One may calculate, using well established sequence alignments, the frequencies (probabilities) that a particular residue in a position is exchanged for another. This was done originally be Margaret Dayhoff, and her matrices are called the PAM (Point Accepted Mutation) matrices, which describe the exchange frequencies after having accepted a given number of point mutations over the sequence. Typical values are PAM 120 (120 mutations per 100 residues in a protein) and PAM 250. There are many other substitution matrices: BLOSUM, Gonnet, etc.

Gap penalty

The gap penalty is used to help decide whether on not to accept a gap or insertion in an alignment when it is possible to achieve a good alignment residue-to-residue at some other neighbouring point in the sequence. One cannot let gaps/insertion occur without penalty, because an unreasonable 'gappy' alignment would result.
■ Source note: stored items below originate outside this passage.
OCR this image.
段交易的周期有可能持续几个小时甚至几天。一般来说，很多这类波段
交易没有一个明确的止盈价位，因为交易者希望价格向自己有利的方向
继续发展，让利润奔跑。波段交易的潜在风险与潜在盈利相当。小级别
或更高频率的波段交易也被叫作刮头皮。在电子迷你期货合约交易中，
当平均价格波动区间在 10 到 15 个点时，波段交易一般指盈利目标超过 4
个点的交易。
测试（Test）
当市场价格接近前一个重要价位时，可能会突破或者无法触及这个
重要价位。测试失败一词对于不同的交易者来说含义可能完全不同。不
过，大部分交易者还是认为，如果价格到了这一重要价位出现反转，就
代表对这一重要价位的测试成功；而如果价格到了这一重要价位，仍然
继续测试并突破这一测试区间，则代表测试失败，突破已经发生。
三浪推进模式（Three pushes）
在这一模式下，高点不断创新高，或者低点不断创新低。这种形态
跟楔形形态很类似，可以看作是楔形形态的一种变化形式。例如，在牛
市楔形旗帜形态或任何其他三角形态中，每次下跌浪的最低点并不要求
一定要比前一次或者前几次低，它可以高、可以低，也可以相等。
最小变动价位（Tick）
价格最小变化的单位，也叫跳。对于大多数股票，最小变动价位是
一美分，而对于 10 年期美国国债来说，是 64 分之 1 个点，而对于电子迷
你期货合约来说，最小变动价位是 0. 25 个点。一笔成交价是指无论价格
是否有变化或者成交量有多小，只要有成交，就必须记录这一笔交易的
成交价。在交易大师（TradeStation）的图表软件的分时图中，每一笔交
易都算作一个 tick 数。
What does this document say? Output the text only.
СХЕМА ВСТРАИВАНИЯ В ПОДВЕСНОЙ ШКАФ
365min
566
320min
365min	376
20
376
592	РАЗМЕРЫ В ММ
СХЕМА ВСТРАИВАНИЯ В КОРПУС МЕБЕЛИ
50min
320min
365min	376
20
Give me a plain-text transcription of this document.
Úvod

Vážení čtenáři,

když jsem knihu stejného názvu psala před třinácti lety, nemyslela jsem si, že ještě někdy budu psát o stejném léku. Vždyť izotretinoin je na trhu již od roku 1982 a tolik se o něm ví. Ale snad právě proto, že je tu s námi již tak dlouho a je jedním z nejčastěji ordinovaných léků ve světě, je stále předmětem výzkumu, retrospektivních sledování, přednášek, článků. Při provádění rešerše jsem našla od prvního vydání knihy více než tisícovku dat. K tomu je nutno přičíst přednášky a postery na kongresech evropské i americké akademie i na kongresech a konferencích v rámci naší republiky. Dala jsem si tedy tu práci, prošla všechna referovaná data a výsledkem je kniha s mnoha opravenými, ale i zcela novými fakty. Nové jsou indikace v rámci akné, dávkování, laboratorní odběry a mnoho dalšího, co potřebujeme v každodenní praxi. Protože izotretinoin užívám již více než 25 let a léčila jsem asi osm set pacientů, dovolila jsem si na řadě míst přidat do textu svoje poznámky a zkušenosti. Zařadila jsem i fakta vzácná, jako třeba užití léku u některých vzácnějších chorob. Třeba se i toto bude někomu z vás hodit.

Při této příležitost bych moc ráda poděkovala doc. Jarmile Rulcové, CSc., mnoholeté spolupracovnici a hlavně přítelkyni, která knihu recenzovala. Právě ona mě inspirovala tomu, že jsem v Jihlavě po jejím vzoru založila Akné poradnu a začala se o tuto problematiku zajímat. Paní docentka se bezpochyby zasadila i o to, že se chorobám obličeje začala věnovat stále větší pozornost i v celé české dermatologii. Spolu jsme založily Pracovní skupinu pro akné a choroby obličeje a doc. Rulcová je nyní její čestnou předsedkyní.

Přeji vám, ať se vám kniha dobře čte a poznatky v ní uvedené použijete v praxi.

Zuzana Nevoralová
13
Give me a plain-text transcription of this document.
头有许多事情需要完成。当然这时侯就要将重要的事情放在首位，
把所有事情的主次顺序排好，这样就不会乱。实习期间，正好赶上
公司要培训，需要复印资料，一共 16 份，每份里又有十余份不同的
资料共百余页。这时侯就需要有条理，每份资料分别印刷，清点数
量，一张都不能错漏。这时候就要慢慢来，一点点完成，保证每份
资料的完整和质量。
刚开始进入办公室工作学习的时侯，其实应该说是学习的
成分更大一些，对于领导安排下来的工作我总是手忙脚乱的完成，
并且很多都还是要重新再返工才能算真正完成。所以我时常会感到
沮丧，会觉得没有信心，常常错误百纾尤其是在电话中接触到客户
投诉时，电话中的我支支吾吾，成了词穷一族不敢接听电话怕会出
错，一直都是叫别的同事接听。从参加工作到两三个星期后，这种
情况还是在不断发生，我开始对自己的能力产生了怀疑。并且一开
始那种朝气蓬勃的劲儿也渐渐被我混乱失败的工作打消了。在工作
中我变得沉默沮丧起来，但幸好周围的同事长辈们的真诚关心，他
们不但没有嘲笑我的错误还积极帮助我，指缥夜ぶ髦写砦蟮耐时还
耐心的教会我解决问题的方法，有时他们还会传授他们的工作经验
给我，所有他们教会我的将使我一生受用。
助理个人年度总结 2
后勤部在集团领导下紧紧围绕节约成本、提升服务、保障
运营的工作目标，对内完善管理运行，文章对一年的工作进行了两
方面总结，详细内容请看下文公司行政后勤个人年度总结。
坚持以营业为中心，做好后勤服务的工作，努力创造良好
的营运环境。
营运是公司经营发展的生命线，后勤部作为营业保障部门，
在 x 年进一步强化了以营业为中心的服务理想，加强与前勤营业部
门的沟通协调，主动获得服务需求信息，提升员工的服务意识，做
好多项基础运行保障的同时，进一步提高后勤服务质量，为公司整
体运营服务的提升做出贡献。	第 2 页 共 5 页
Biologically, it should in general be easier for a protein to accept a different residue in a position, rather than having parts of the sequence chopped away or inserted. Gaps/insertions should therefore be more rare than point mutations (substitutions). Some different possibilities:

A single gap-open penalty. This will tend to stop gaps from occuring, but once they have been introduced, they can grow unhindered.
A gap penalty proportional to the gap length. This will work against larger gaps.
A gap penalty that combines a gap-open value with a gap-length value.